Anzeige

Rheuma Wie spricht man mit Patienten über sexuelle Probleme?

Autor: Dr. Sonja Kempinski

40 % der Rheumatologen sprechen das Thema Sex gar nicht erst an, obwohl das mit ein wenig Einfühlungsvermögen ganz einfach wäre. (Agenturfoto) 40 % der Rheumatologen sprechen das Thema Sex gar nicht erst an, obwohl das mit ein wenig Einfühlungsvermögen ganz einfach wäre. (Agenturfoto) © iStock/Tinpixels
Anzeige

Rheumatologen wissen, dass ihre Patienten aufgrund ihrer Erkrankung oder der Medikation oft Probleme im Sexleben haben. Trotzdem fällt es den meisten schwer, intime Themen anzusprechen.

Erkrankungen und Medikamente haben oft einen negativen Einfluss auf die Sexualität der Patienten. Doch als Arzt kann man nur den Problemen entgegensteuern, von denen man weiß. Die Sexualität ist jedoch nur selten Teil des Arzt-Patienten-Gesprächs. Viele Ärzte glauben, dass solche Fragen unangemessen und peinlich für die Patienten und deshalb besser zu vermeiden sind.

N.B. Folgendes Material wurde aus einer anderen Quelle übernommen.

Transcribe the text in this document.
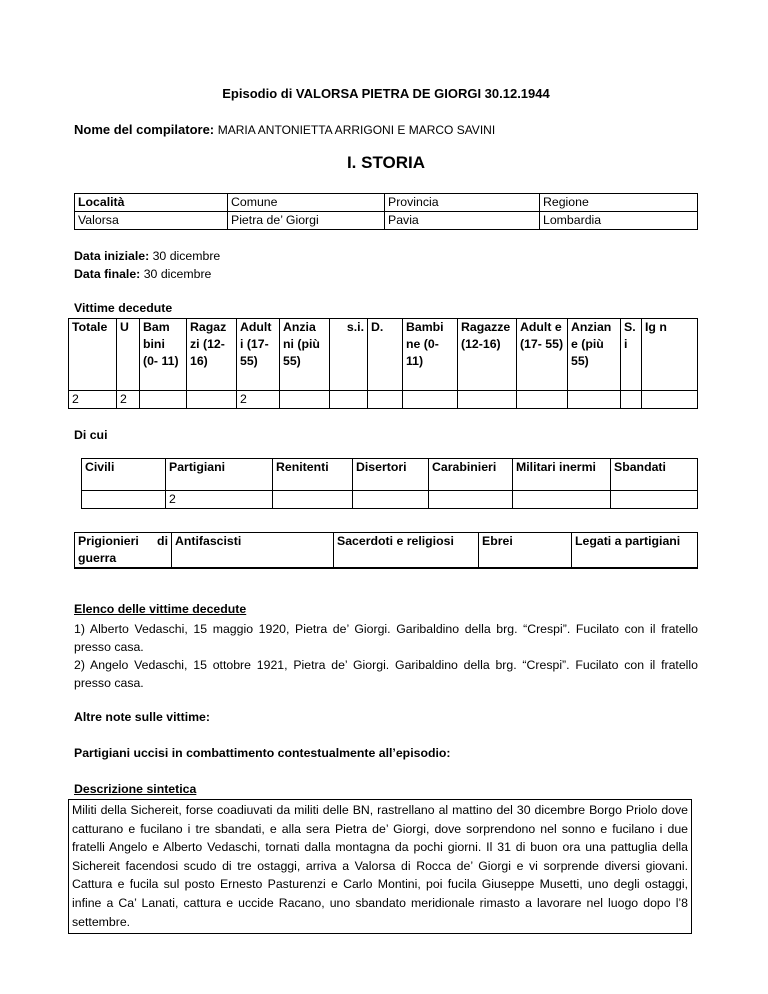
Episodio di VALORSA PIETRA DE GIORGI 30.12.1944
Nome del compilatore: MARIA ANTONIETTA ARRIGONI E MARCO SAVINI
I. STORIA
Località	Comune	Provincia	Regione
Valorsa	Pietra de’ Giorgi	Pavia	Lombardia
Data iniziale: 30 dicembre
Data finale: 30 dicembre
Vittime decedute
Totale	U	Bam bini (0- 11)	Ragaz zi (12- 16)	Adult i (17- 55)	Anzia ni (più 55)	s.i.	D.	Bambi ne (0- 11)	Ragazze (12-16)	Adult e (17- 55)	Anzian e (più 55)	S. i	Ig n
2	2			2									
Di cui
Civili	Partigiani	Renitenti	Disertori	Carabinieri	Militari inermi	Sbandati
	2					
Prigionieri di guerra	Antifascisti	Sacerdoti e religiosi	Ebrei	Legati a partigiani

Elenco delle vittime decedute
1) Alberto Vedaschi, 15 maggio 1920, Pietra de’ Giorgi. Garibaldino della brg. “Crespi”. Fucilato con il fratello presso casa.
2) Angelo Vedaschi, 15 ottobre 1921, Pietra de’ Giorgi. Garibaldino della brg. “Crespi”. Fucilato con il fratello presso casa.
Altre note sulle vittime:
Partigiani uccisi in combattimento contestualmente all’episodio:
Descrizione sintetica
Militi della Sichereit, forse coadiuvati da militi delle BN, rastrellano al mattino del 30 dicembre Borgo Priolo dove catturano e fucilano i tre sbandati, e alla sera Pietra de’ Giorgi, dove sorprendono nel sonno e fucilano i due fratelli Angelo e Alberto Vedaschi, tornati dalla montagna da pochi giorni. Il 31 di buon ora una pattuglia della Sichereit facendosi scudo di tre ostaggi, arriva a Valorsa di Rocca de’ Giorgi e vi sorprende diversi giovani. Cattura e fucila sul posto Ernesto Pasturenzi e Carlo Montini, poi fucila Giuseppe Musetti, uno degli ostaggi, infine a Ca’ Lanati, cattura e uccide Racano, uno sbandato meridionale rimasto a lavorare nel luogo dopo l’8 settembre.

Weit gefehlt, berichtete Dr. Felice Rivellese, Centre of Experimental Medicine and Rheumatology, Queen Mary University of London. Mehrere Untersuchungen haben gezeigt, dass die Mehrzahl der Patienten der Meinung ist, dass die (einfühlsame) Frage nach der sexuellen Gesundheit durchaus dazugehört. Viele würden es begrüßen, über sexuelle Probleme zu reden, wenn der Arzt sie adäquat darauf anspricht.

Damit steht man bereits vor dem ers­ten großen Problem. Einstieg bzw. Gesprächsführung sind tatsächlich ein Knackpunkt, unterstrich Dr. Rivellese. Denn vielen Ärzten fehlt dazu die Technik. Die generell formulierte Frage „Gibt es noch ein Problem, dass Sie ansprechen möchten?“ oder „Haben Sie noch irgendwelche Fragen?“ öffnet selten den Weg zu intimen Problemen.

Doch wie lässt sich der Einfluss rheumatischer Erkrankungen auf die sexuelle Gesundheit der Betroffenen beurteilen? Sowohl der HAQ als auch der SF-36 schließen zwar eine Reihe von Alltagsaktivitäten mit ein, Sex gehört allerdings nicht dazu.

Mit Qualisex den Problemen auf der Spur

Auf der Suche nach dem Thema „sexuelle Aspekte“ wird man jedoch in der EULAR-Datenbank fündig. Im ASAS Health Index lautet eines der 17 Items „Ich habe kein Interesse mehr an Sex“ (Zustimmung/keine Zustimmung/trifft nicht zu/ich möchte nicht antworten). Und der Fragebogen Qualisex widmet sich sogar komplett dem Thema. Anhand von zehn mithilfe von Betroffenen erarbeiteten Fragen wird der Einfluss der rheumatoiden Arthritis auf die Sexualität gründlich beleuchtet.

Doch im Alltag kommt die sexuelle Gesundheit in rheumatologischen Praxen eher selten vor. Von 50 befrag­ten Rheumatologen berichteten 24, dass sie das Thema manchmal, 20 dass sie es nie ansprechen. Gleichzeitig bestätigten 66 % die Relevanz bei der Behandlung rheumatischer Patienten.

Es besteht also Verbesserungsbedarf. Um den Einstieg ins Patientengespräch zu erleichtern, gibt Dr. Rivellese folgenden Tipp: Genauso wie anderen sensiblen Themen (z.B. Hygiene) nähert man sich am besten einfühlsam mit einfachen und offenen, aber direkten Fragen. So zum Beispiel: „Gibt es noch etwas, dass Sie bezüglich Ihrer sexuellen Gesundheit ansprechen möchten?“

Geht der Patient darauf ein, kann man ihm gezielt Informationen vermitteln, z.B. welchen Einfluss die Erkrankung selbst oder auch die Medikamente haben. Wenn möglich, kann der Arzt dann auch Tipps geben, wie andere in gleicher Situation mit den Problemen umgehen. Zeichnet sich während des Gesprächs jedoch ab, dass eine intensive Behandlung erforderlich wäre, sollte der Rheumatologe den Patienten zu einem Spezialisten verweisen.